I should clarify that Isaac wasn't ornery about going to school today at all. In fact, he was down right jovial while getting ready for pre-school orientation today. He recited all the things he should remember on the way to school.
"I can't want to hit, mommy. I want to share with my friends and play with them."
"Right. And where do you put your hat, coat, and backpack when you get to school?"
"In my cubby."
"Yep, that's right. You're not going to throw them on the floor. And you're going to answer when people ask you questions, right?"
"Uh-huh!"
Well, he didn't answer questions, but he did everything else. I think he was a little overwhelmed at the new faces also there for orientation. As was I. Looking around I first saw two other children- both significantly younger than Isaac in every way. I overheard a few conversations about diapers. Isaac's been potty trained since before he turned three, and these children are to be in the morning class with him. One wasn't even three yet. "Where's Kara?" he asked. It didn't help that the substitute teacher he will have for the first four weeks of school is also named Kara, but with a little clarification I think he understood that his Kara wasn't there and might not even be in his class this year. I made passing chit chat with who was there of Isaac's teaching team as was all that could be done with the chaos of new students. I tried to express the level of progress Isaac has made this summer, but it probably was hard to believe when the child would barely say two words to any of his teachers/helpers. He did, however, manage to try to reciprocally play with almost every child there. He sought them out to take part in what they were doing, but it's hard to take turns with two and three year olds with no school experience and a classically autistic pre-verbal 4.5 year old when you are four and have spent a whole summer playing just fine with developmentally typical peers. For the record, I know I sound a bit snooty right now.
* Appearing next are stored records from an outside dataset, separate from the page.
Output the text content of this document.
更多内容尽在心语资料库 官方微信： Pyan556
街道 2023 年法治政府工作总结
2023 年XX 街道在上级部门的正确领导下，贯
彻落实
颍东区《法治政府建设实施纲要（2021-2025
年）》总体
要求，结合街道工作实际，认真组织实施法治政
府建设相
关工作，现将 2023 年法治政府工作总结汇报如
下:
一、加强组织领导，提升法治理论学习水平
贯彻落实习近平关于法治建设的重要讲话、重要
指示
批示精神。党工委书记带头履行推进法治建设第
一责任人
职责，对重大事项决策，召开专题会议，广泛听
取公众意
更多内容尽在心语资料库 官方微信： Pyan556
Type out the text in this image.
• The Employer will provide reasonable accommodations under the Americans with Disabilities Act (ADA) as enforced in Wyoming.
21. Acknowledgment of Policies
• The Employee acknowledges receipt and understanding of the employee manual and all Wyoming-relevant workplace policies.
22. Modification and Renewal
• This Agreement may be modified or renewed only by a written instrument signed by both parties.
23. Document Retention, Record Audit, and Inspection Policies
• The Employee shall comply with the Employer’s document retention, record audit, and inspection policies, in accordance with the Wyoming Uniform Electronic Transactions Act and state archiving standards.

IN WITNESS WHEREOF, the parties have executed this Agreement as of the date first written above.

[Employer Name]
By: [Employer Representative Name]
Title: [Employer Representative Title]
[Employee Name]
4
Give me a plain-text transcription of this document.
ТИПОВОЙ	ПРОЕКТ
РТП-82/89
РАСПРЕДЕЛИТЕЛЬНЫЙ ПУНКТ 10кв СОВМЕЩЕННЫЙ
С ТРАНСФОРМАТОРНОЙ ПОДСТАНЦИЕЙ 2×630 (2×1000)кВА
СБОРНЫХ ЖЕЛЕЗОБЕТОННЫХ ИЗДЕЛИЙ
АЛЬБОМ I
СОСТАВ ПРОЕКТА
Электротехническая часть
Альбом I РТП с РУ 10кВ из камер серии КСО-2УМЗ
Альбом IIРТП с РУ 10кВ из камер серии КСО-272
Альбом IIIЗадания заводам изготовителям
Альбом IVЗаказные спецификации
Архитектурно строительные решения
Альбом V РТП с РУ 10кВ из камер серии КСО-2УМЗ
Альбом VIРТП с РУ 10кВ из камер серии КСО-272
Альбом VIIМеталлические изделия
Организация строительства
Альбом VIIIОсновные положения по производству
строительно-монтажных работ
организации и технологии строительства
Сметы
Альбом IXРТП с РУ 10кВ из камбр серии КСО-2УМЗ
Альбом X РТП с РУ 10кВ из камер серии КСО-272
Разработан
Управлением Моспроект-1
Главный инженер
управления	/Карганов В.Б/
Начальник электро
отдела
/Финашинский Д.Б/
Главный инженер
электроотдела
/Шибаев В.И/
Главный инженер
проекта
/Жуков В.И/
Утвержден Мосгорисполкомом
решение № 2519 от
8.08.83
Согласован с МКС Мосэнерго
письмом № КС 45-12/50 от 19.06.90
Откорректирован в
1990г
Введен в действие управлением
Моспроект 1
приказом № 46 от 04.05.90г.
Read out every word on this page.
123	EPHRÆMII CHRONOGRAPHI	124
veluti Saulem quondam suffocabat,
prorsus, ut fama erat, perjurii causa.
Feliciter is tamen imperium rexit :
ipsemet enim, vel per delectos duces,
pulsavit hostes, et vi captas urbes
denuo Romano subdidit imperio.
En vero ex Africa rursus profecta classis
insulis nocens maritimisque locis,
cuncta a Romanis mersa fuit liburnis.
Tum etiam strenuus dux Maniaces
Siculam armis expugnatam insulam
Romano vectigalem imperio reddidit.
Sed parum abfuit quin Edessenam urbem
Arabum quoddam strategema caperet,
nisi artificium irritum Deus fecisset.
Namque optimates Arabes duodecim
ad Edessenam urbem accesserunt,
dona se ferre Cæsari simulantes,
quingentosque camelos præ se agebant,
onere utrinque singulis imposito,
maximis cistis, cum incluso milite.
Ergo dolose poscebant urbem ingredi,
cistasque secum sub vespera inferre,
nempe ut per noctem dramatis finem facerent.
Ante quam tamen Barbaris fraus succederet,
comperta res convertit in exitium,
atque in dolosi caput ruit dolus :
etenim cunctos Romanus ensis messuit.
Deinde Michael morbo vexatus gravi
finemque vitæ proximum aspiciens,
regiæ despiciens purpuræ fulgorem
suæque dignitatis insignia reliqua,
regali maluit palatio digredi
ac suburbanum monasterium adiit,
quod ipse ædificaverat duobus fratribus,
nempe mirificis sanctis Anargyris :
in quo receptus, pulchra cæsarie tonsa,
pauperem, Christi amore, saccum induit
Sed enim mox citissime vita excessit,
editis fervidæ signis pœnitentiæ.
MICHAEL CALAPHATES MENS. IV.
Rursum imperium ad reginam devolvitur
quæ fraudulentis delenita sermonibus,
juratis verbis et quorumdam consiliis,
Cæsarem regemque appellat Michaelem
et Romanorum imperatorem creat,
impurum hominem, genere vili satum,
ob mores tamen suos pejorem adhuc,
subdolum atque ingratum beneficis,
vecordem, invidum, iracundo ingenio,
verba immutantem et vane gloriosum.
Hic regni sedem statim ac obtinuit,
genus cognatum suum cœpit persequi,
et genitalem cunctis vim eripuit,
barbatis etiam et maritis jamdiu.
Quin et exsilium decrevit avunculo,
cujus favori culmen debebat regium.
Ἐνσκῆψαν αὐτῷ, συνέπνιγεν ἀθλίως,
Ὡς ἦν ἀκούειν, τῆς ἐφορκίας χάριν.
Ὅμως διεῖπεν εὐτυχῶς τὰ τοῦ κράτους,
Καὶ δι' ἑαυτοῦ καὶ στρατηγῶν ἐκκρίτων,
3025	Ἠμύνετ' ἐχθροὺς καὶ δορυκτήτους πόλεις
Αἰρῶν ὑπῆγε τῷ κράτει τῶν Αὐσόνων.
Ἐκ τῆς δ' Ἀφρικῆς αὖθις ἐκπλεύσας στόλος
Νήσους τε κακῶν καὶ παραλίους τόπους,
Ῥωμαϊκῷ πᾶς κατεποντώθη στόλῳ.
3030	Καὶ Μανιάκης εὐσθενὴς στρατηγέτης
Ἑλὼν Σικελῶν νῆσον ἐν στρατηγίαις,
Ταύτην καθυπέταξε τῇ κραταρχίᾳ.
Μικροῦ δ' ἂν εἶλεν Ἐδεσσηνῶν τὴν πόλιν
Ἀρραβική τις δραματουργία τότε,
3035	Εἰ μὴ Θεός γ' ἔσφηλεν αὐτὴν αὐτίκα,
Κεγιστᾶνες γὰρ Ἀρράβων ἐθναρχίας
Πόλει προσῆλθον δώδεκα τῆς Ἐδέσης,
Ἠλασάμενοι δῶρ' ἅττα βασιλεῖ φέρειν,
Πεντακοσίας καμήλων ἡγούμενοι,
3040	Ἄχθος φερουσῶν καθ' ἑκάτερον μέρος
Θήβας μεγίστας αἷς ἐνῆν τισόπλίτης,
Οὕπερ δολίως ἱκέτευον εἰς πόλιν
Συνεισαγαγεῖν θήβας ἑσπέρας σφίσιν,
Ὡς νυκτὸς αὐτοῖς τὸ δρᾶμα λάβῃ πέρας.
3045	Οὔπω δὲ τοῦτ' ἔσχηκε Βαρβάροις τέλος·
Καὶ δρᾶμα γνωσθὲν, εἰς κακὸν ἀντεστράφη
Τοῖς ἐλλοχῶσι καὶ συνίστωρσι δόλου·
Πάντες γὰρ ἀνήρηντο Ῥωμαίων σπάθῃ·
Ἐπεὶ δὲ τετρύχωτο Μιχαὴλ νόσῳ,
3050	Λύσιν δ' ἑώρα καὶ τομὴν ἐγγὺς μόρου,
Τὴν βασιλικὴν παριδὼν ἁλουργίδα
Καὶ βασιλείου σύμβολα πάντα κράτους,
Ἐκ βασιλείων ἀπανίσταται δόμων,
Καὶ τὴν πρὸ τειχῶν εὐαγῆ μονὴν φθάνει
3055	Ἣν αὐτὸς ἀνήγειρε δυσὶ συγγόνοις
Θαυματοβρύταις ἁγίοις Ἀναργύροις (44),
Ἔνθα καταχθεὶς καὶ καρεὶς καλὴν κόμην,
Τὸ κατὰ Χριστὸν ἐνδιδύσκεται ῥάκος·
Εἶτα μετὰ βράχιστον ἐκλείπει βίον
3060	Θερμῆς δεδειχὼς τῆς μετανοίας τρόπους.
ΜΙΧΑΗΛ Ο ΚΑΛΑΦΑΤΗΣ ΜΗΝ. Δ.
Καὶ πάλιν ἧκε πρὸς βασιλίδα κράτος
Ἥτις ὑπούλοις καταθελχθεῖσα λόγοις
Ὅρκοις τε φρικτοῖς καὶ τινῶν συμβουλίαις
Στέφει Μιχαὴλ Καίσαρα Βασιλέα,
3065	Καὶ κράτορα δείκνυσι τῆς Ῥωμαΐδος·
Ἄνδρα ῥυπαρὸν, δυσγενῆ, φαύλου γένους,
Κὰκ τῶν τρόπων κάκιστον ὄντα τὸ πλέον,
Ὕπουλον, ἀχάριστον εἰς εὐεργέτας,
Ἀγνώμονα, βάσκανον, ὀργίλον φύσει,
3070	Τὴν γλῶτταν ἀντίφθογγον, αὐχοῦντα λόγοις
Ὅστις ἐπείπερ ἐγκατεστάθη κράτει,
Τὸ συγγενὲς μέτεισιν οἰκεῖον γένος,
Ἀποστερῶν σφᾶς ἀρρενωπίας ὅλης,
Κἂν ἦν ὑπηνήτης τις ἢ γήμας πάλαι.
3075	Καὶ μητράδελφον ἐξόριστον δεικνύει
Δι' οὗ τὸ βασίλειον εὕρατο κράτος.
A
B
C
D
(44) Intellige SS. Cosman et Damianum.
Red flags shot up for this mom who has worked pretty darn hard this summer to bring this kid up to speed. Sure, at first I was thrilled that he would be in the morning class for routine reasons, but now I'm really concerned that being with virtually non-verbal and diaper-clad kids is not the right fit for Isaac this year. The child is working on simple math and spelling. He learned his letter sounds in less than a week. He's been running around playing firemen, made-up spaceship games, and doctor with his friends all summer. While I don't think he's ready for regular school yet, I know that I don't want to back track by placing him in the wrong special ed class. So I sent an email to his social worker at school requesting that she call me to discuss this very thing. I honestly feel so strongly about it that if they deny me the afternoon class I might pull him from the a.m. class and continue working on things at home and doing play group. However, I know that they based their decision on where Isaac was in June so I don't blame them for putting him in the a.m. class. It's just that three months later he's in a totally different place, and that's not momentum I want to lose.
I'll keep you posted on how it goes. Needless to say I'm feeling a little ornery right now. It did not help that Foods For Living and Meijer had practically no gfcf food on sale. A bag of pretzels should never cost $8- no matter how good they taste while stress-eating on a park bench after pre-school orientation. Yes, I was the mom in the gfcf aisle loudly remarking that "there goes your college fund, Isaac" while throwing a bag of Glutino pretzels into the cart today. Sigh... more iced coffee, please.
****Update****
The social worker just called knowing that I wanted to switch. She agreed that it was a good idea so Isaac will be in the afternoon class tomorrow. That was way easier than I thought it was going to be. Apologies for any and all drama. I'm still drinking too much coffee today, though.